Birth Name: | Ruth Imogen Stout |
Birth Date: | June 14, 1884 |
Birth Place: | Topeka, Kansas |
Death Place: | Redding, Connecticut |
Occupation: | Writer |
Language: | English |
Nationality: | American |
Genre: | Gardening |
Spouse: | Alfred Rossiter (married 1929–1960) |
Relatives: | Rex Stout (brother) |
Ruth Imogen Stout (June 14, 1884 – August 22, 1980) was an American author best known for her "No-Work" gardening books and techniques.
Ruth Imogen Stout was born June 14, 1884,[1] in Girard, Kansas,[2] the fifth child of Quaker parents John Wallace Stout and Lucetta Elizabeth Todhunter Stout.[3] Her younger brother Rex Stout, also an author, was famous for the Nero Wolfe detective stories.
She claimed to accompany Carrie A. Nation in a 'joint hatchetation' where the saloon was smashed up as a protest against the public sale of alcohol. Nation was arrested but Stout, 16 years old at the time, was not and proceeded to deal more damage. Later, on March 9, 1964, she went on I've Got a Secret to tell this story.[4]

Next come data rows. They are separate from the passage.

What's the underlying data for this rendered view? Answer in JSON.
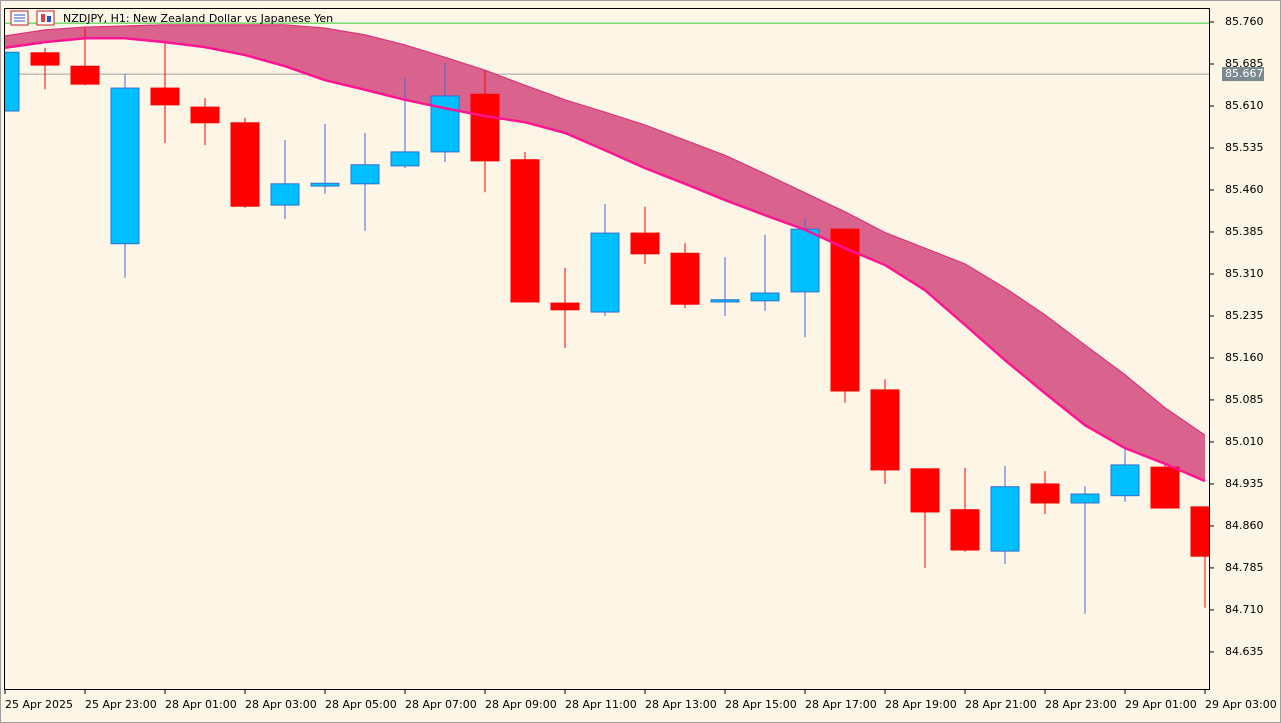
{
  "chart_data": {
    "type": "candlestick",
    "title": "NZDJPY, H1:  New Zealand Dollar vs Japanese Yen",
    "categories": [
      "25 Apr 2025",
      null,
      "25 Apr 23:00",
      null,
      "28 Apr 01:00",
      null,
      "28 Apr 03:00",
      null,
      "28 Apr 05:00",
      null,
      "28 Apr 07:00",
      null,
      "28 Apr 09:00",
      null,
      "28 Apr 11:00",
      null,
      "28 Apr 13:00",
      null,
      "28 Apr 15:00",
      null,
      "28 Apr 17:00",
      null,
      "28 Apr 19:00",
      null,
      "28 Apr 21:00",
      null,
      "28 Apr 23:00",
      null,
      "29 Apr 01:00",
      null,
      "29 Apr 03:00"
    ],
    "open": [
      85.601,
      85.705,
      85.681,
      85.364,
      85.642,
      85.608,
      85.58,
      85.433,
      85.467,
      85.471,
      85.503,
      85.528,
      85.631,
      85.514,
      85.258,
      85.242,
      85.383,
      85.347,
      85.26,
      85.262,
      85.278,
      85.39,
      85.103,
      84.962,
      84.889,
      84.815,
      84.935,
      84.901,
      84.914,
      84.965,
      84.894
    ],
    "high": [
      85.706,
      85.714,
      85.749,
      85.667,
      85.724,
      85.624,
      85.589,
      85.549,
      85.578,
      85.562,
      85.66,
      85.687,
      85.674,
      85.528,
      85.321,
      85.435,
      85.43,
      85.365,
      85.34,
      85.38,
      85.41,
      85.39,
      85.122,
      84.962,
      84.964,
      84.967,
      84.958,
      84.931,
      85.0,
      84.972,
      84.894
    ],
    "low": [
      85.601,
      85.64,
      85.647,
      85.303,
      85.544,
      85.54,
      85.428,
      85.408,
      85.453,
      85.387,
      85.499,
      85.51,
      85.456,
      85.26,
      85.178,
      85.235,
      85.328,
      85.249,
      85.235,
      85.244,
      85.197,
      85.08,
      84.935,
      84.785,
      84.814,
      84.792,
      84.881,
      84.703,
      84.903,
      84.892,
      84.714
    ],
    "close": [
      85.706,
      85.683,
      85.649,
      85.642,
      85.612,
      85.58,
      85.431,
      85.471,
      85.472,
      85.505,
      85.528,
      85.628,
      85.512,
      85.26,
      85.246,
      85.383,
      85.346,
      85.256,
      85.264,
      85.276,
      85.39,
      85.101,
      84.96,
      84.885,
      84.817,
      84.93,
      84.901,
      84.917,
      84.969,
      84.892,
      84.806
    ],
    "up_color": "#00bfff",
    "down_color": "#ff0000",
    "bands": [
      {
        "color": "#e0307a",
        "values": [
          85.735,
          85.746,
          85.751,
          85.753,
          85.755,
          85.755,
          85.755,
          85.755,
          85.749,
          85.737,
          85.719,
          85.697,
          85.674,
          85.647,
          85.621,
          85.599,
          85.576,
          85.549,
          85.522,
          85.489,
          85.455,
          85.421,
          85.384,
          85.356,
          85.328,
          85.285,
          85.237,
          85.183,
          85.13,
          85.071,
          85.022
        ]
      },
      {
        "color": "#ff1493",
        "values": [
          85.714,
          85.724,
          85.731,
          85.731,
          85.724,
          85.715,
          85.701,
          85.681,
          85.656,
          85.639,
          85.621,
          85.606,
          85.592,
          85.581,
          85.562,
          85.531,
          85.499,
          85.471,
          85.442,
          85.415,
          85.389,
          85.356,
          85.326,
          85.281,
          85.219,
          85.156,
          85.097,
          85.04,
          84.999,
          84.971,
          84.94
        ]
      }
    ],
    "band_fill": "#d9638c",
    "high_line": {
      "value": 85.758,
      "color": "#33cc33"
    },
    "bid_line": {
      "value": 85.667,
      "label": "85.667",
      "color": "#a0a0a0"
    },
    "ylim": [
      84.567,
      85.785
    ],
    "yticks": [
      {
        "value": 85.76,
        "label": "85.760"
      },
      85.685,
      {
        "value": 85.61,
        "label": "85.610"
      },
      85.535,
      {
        "value": 85.46,
        "label": "85.460"
      },
      85.385,
      {
        "value": 85.31,
        "label": "85.310"
      },
      85.235,
      {
        "value": 85.16,
        "label": "85.160"
      },
      85.085,
      {
        "value": 85.01,
        "label": "85.010"
      },
      84.935,
      {
        "value": 84.86,
        "label": "84.860"
      },
      84.785,
      {
        "value": 84.71,
        "label": "84.710"
      },
      84.635
    ]
  }
}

Stout moved to New York when she was 18 and was employed at various times as a baby nurse, a bookkeeper, a secretary, a business manager, and a factory worker. She was a lecturer and coordinated lectures and debates, and she owned a small tea shop in Greenwich Village and worked for a fake mind-reading act.[5] [6]
In 1923, she accompanied fellow Quakers to Russia to assist in famine relief.[5] She married Fred Rossiter in June 1929 at age 45.[6] [7] Rossiter, the son of an American businessman, was born in Germany in 1882. His family relocated to New York City in 1894.[8] In March 1930, the couple moved to a 55acres farm in Poverty Hollow, Redding Ridge, on the outskirts of Redding, Connecticut.[8] Rossiter, a Columbia-trained psychologist, followed his passion for wood turning and subsequently became known for his wooden bowls.[8] Stout decided to try her luck at gardening, and in the spring of 1930, she planted her first garden.[9]

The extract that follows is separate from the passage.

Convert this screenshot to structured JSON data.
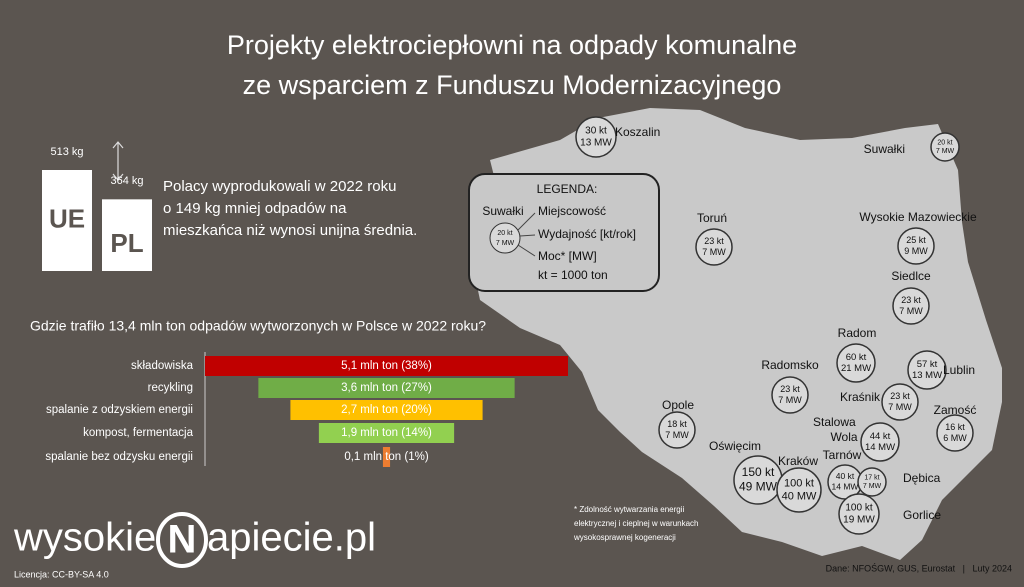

During her first year of gardening and for many years after, Ruth employed conventional techniques and practices in her garden with mixed results. She had to wait for someone else to come and plow the fields before she could start. This gentleman was frequently late or delays would occur due to mechanical failures. Wasted time lessened the already short growing season and tried her patience. Furthermore, the manual labor involved in planting a traditional garden became more than she could handle by herself. In the spring of 1944, after following the advice of other gardeners who used commercial fertilizers, "poisonous sprays" and plowing for fifteen years, Stout decided that she wasn't going to wait for the plowman, nor was she going to plow on her own. Instead she planted the seeds and covered them, waiting to see what would happen, and discovered surprising success.[9]
Stout claimed that to be successful her system required a thick mulch of at least 8 inches. She suggests that if starting a new garden in poor soil it is beneficial to plow manure in the first year and then proceed with the mulch, which is to be left on the garden year-round. After the first year, plowing is no longer needed and compost piles are not necessary either - the "compost pile" is maintained in place in the seed beds and garden paths. Mulching material is a combination of what ever one can find at hand, similar to the same materials that one might find in a compost heap.[10]
As the years progressed, Stout refined her techniques, eventually adopting a year-round mulch which virtually eliminated the labor associated with traditional gardening. Her minimalist approach spawned a long-running series of articles in Organic Gardening and Farming magazine as well as several books. Stout wrote under her maiden name but had changed her legal name to Rossiter after getting married.[11]
Her husband, Fred, died on November 24, 1960, after an extended illness.[8] Her sister, Mary, who also lived at Poverty Hollow for over 40 years, died on August 20, 1977, at 88.[12]